An Iranian lawmaker threatened Turkish President Recep Tayyip Erdoğan on Twitter over the weekend after Erdoğan recited a poem last week allegedly promoting separatist sentiment among Iran’s Azeri minority.
“Iranian lawmaker Ali Asgar Hani threatened the Turkish president by posting a picture of Saddam Hussein hanging on Twitter with the caption: ‘Mr Erdogan, this was the fate of the last person who coveted Iranian land.’ The image was later deleted,” Arab News reported Sunday. The image appeared to be a reference to the poem in question.
Erdoğan recited excerpts of the Azeri-Iranian poem during a visit to Azerbaijan’s capital, Baku, on December 10. The poem concerns the division of Azerbaijani territory between Russia and Iran in the 19th century. Erdoğan visited Baku to attend a parade celebrating Azerbaijan’s resumption of control over sections of the disputed Nagorno-Karabakh region and adjacent districts following a recent war over the territory between Armenia and Azerbaijan that ended in a ceasefire on November 9. A close ally of Azerbaijan and its ethnically Turkic population, Turkey supported Baku in its recent conflict with Armenia.

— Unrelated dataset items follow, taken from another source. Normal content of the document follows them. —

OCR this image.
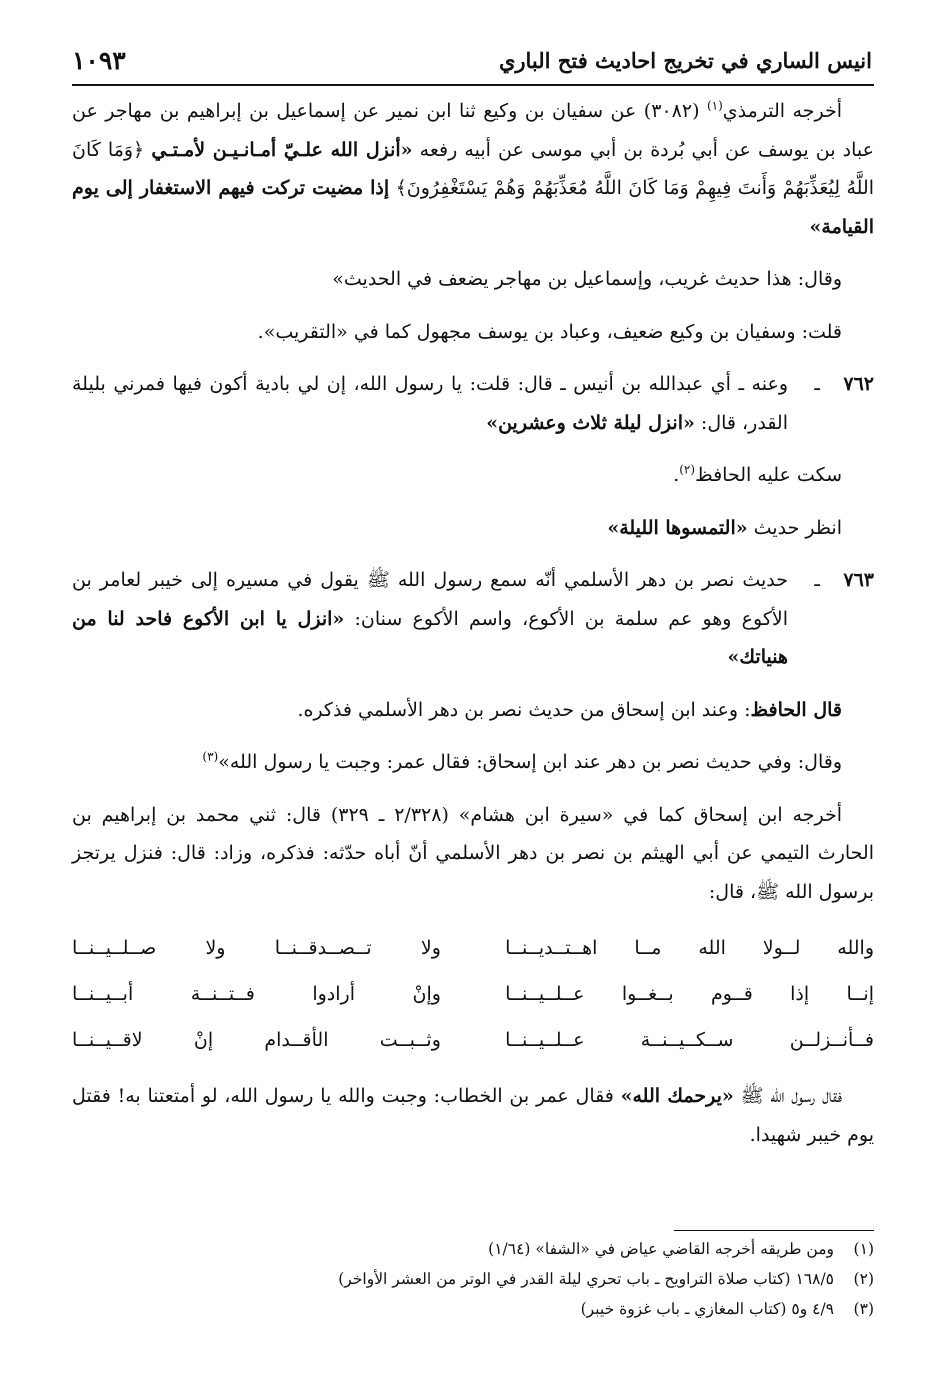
انيس الساري في تخريج احاديث فتح الباري
١٠٩٣

أخرجه الترمذي$^{(١)}$ (٣٠٨٢) عن سفيان بن وكيع ثنا ابن نمير عن إسماعيل بن إبراهيم بن مهاجر عن عباد بن يوسف عن أبي بُردة بن أبي موسى عن أبيه رفعه «أنزل الله علـيّ أمـانـيـن لأمـتـي ﴿وَمَا كَانَ اللَّهُ لِيُعَذِّبَهُمْ وَأَنتَ فِيهِمْ وَمَا كَانَ اللَّهُ مُعَذِّبَهُمْ وَهُمْ يَسْتَغْفِرُونَ﴾ إذا مضيت تركت فيهم الاستغفار إلى يوم القيامة»

وقال: هذا حديث غريب، وإسماعيل بن مهاجر يضعف في الحديث»

قلت: وسفيان بن وكيع ضعيف، وعباد بن يوسف مجهول كما في «التقريب».

٧٦٢ـوعنه ـ أي عبدالله بن أنيس ـ قال: قلت: يا رسول الله، إن لي بادية أكون فيها فمرني بليلة القدر، قال: «انزل ليلة ثلاث وعشرين»

سكت عليه الحافظ$^{(٢)}$.

انظر حديث «التمسوها الليلة»

٧٦٣ـحديث نصر بن دهر الأسلمي أنّه سمع رسول الله ﷺ يقول في مسيره إلى خيبر لعامر بن الأكوع وهو عم سلمة بن الأكوع، واسم الأكوع سنان: «انزل يا ابن الأكوع فاحد لنا من هنياتك»

قال الحافظ: وعند ابن إسحاق من حديث نصر بن دهر الأسلمي فذكره.

وقال: وفي حديث نصر بن دهر عند ابن إسحاق: فقال عمر: وجبت يا رسول الله»$^{(٣)}$

أخرجه ابن إسحاق كما في «سيرة ابن هشام» (٢/٣٢٨ ـ ٣٢٩) قال: ثني محمد بن إبراهيم بن الحارث التيمي عن أبي الهيثم بن نصر بن دهر الأسلمي أنّ أباه حدّثه: فذكره، وزاد: قال: فنزل يرتجز برسول الله ﷺ، قال:

والله لــولا الله مــا اهــتــديــنــا
ولا تــصــدقــنــا ولا صــلــيــنــا
إنــا إذا قــوم بــغــوا عــلــيــنــا
وإنْ أرادوا فــتــنــة أبــيــنــا
فــأنــزلــن ســكــيــنــة عــلــيــنــا
وثــبــت الأقــدام إنْ لاقــيــنــا

فقال رسول الله ﷺ «يرحمك الله» فقال عمر بن الخطاب: وجبت والله يا رسول الله، لو أمتعتنا به! فقتل يوم خيبر شهيدا.

(١)ومن طريقه أخرجه القاضي عياض في «الشفا» (١/٦٤)
(٢)١٦٨/٥ (كتاب صلاة التراويح ـ باب تحري ليلة القدر في الوتر من العشر الأواخر)
(٣)٤/٩ و٥ (كتاب المغازي ـ باب غزوة خيبر)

Iran’s three northwestern provinces — West Azerbaijan, East Azerbaijan, and Ardabil — are home to predominantly ethnic-Azeri populations. Iranian Azeris speak a Turkic language but largely observe Shi’ite Islam, Iran’s state religion. Tehran has grown concerned that Azerbaijan’s victory in the recent Nagorno-Karabakh war may have incited separatist attitudes in its northwest that threaten its territorial integrity.

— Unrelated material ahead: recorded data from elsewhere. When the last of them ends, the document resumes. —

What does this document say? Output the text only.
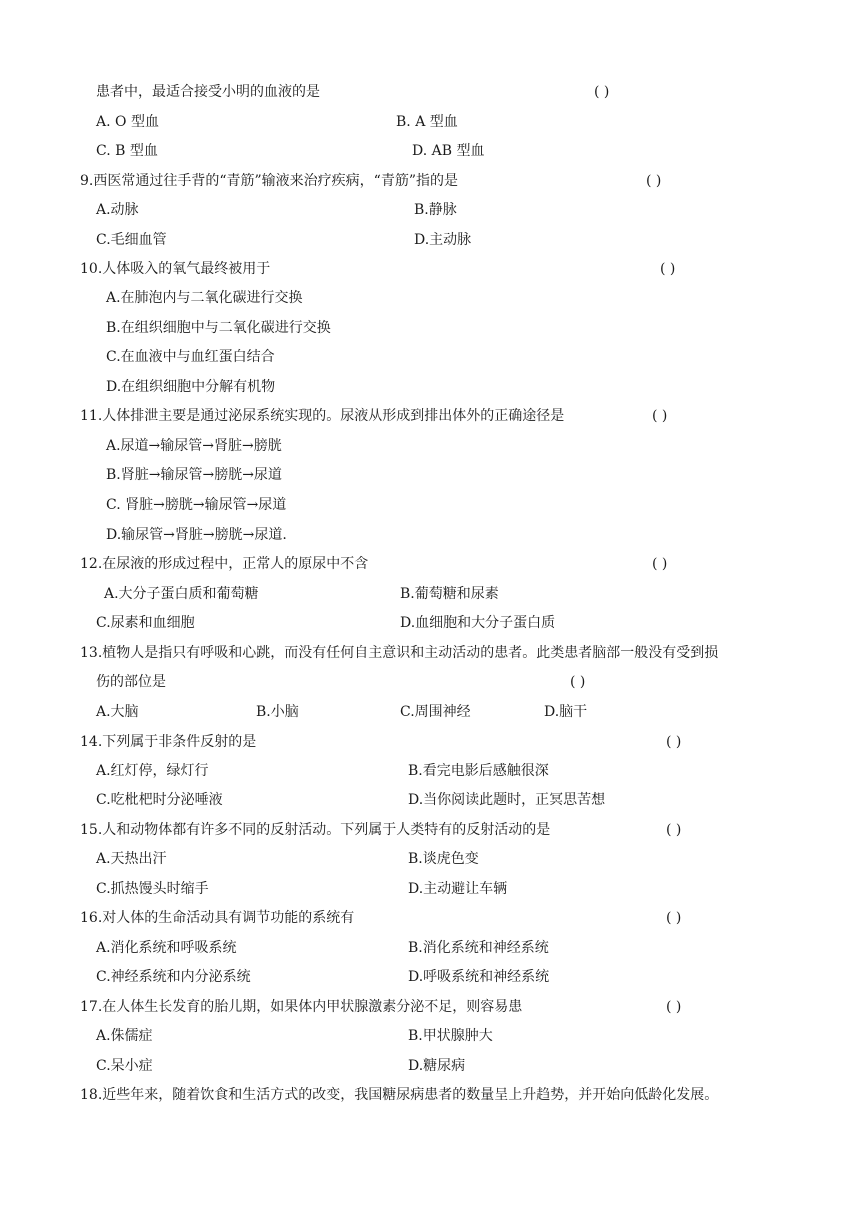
患者中，最适合接受小明的血液的是	( )
A. O 型血	B. A 型血
C. B 型血	D. AB 型血
9.西医常通过往手背的“青筋”输液来治疗疾病，“青筋”指的是	( )
A.动脉	B.静脉
C.毛细血管	D.主动脉
10.人体吸入的氧气最终被用于	( )
A.在肺泡内与二氧化碳进行交换
B.在组织细胞中与二氧化碳进行交换
C.在血液中与血红蛋白结合
D.在组织细胞中分解有机物
11.人体排泄主要是通过泌尿系统实现的。尿液从形成到排出体外的正确途径是	( )
A.尿道→输尿管→肾脏→膀胱
B.肾脏→输尿管→膀胱→尿道
C. 肾脏→膀胱→输尿管→尿道
D.输尿管→肾脏→膀胱→尿道.
12.在尿液的形成过程中，正常人的原尿中不含	( )
A.大分子蛋白质和葡萄糖	B.葡萄糖和尿素
C.尿素和血细胞	D.血细胞和大分子蛋白质
13.植物人是指只有呼吸和心跳，而没有任何自主意识和主动活动的患者。此类患者脑部一般没有受到损
伤的部位是	( )
A.大脑	B.小脑	C.周围神经	D.脑干
14.下列属于非条件反射的是	( )
A.红灯停，绿灯行	B.看完电影后感触很深
C.吃枇杷时分泌唾液	D.当你阅读此题时，正冥思苦想
15.人和动物体都有许多不同的反射活动。下列属于人类特有的反射活动的是	( )
A.天热出汗	B.谈虎色变
C.抓热馒头时缩手	D.主动避让车辆
16.对人体的生命活动具有调节功能的系统有	( )
A.消化系统和呼吸系统	B.消化系统和神经系统
C.神经系统和内分泌系统	D.呼吸系统和神经系统
17.在人体生长发育的胎儿期，如果体内甲状腺激素分泌不足，则容易患	( )
A.侏儒症	B.甲状腺肿大
C.呆小症	D.糖尿病
18.近些年来，随着饮食和生活方式的改变，我国糖尿病患者的数量呈上升趋势，并开始向低龄化发展。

Iranian diplomats argued Erdoğan’s recitation of the Azeri-Iranian poem last week, which refers to Iran’s northwestern provinces as belonging to Azerbaijan, fanned the flames of this separatist sentiment.
“Pres. Erdogan was not informed that what he ill-recited in Baku refers to the forcible separation of areas north of Aras from Iranian motherland [sic],” Iranian Foreign Minister Mohammad Javad Zarif wrote on Twitter on December 11. Aras is a village in Iran’s East Azerbaijan province.
Iranian authorities summoned the Turkish ambassador to Tehran on December 11 to protest Erdoğan’s “interventionist and unacceptable remarks.” Turkey retaliated the next day by summoning the Iranian ambassador to Ankara over the “groundless” claims. By Monday, Iranian President Hassan Rouhani said Tehran was ready to move past the diplomatic spat.
“In my opinion, with the explanations (Turkish officials) gave, we can move beyond this issue, but the sensitivity of our people is very important,” Rouhani said at a televised news conference in Tehran, according to Reuters.
“Based on my past knowledge of Mr Erdogan, it is very unlikely that he had any intention of insulting our territorial integrity,” Rouhani said. “He always recites poetry in his speeches,” the Iranian leader added.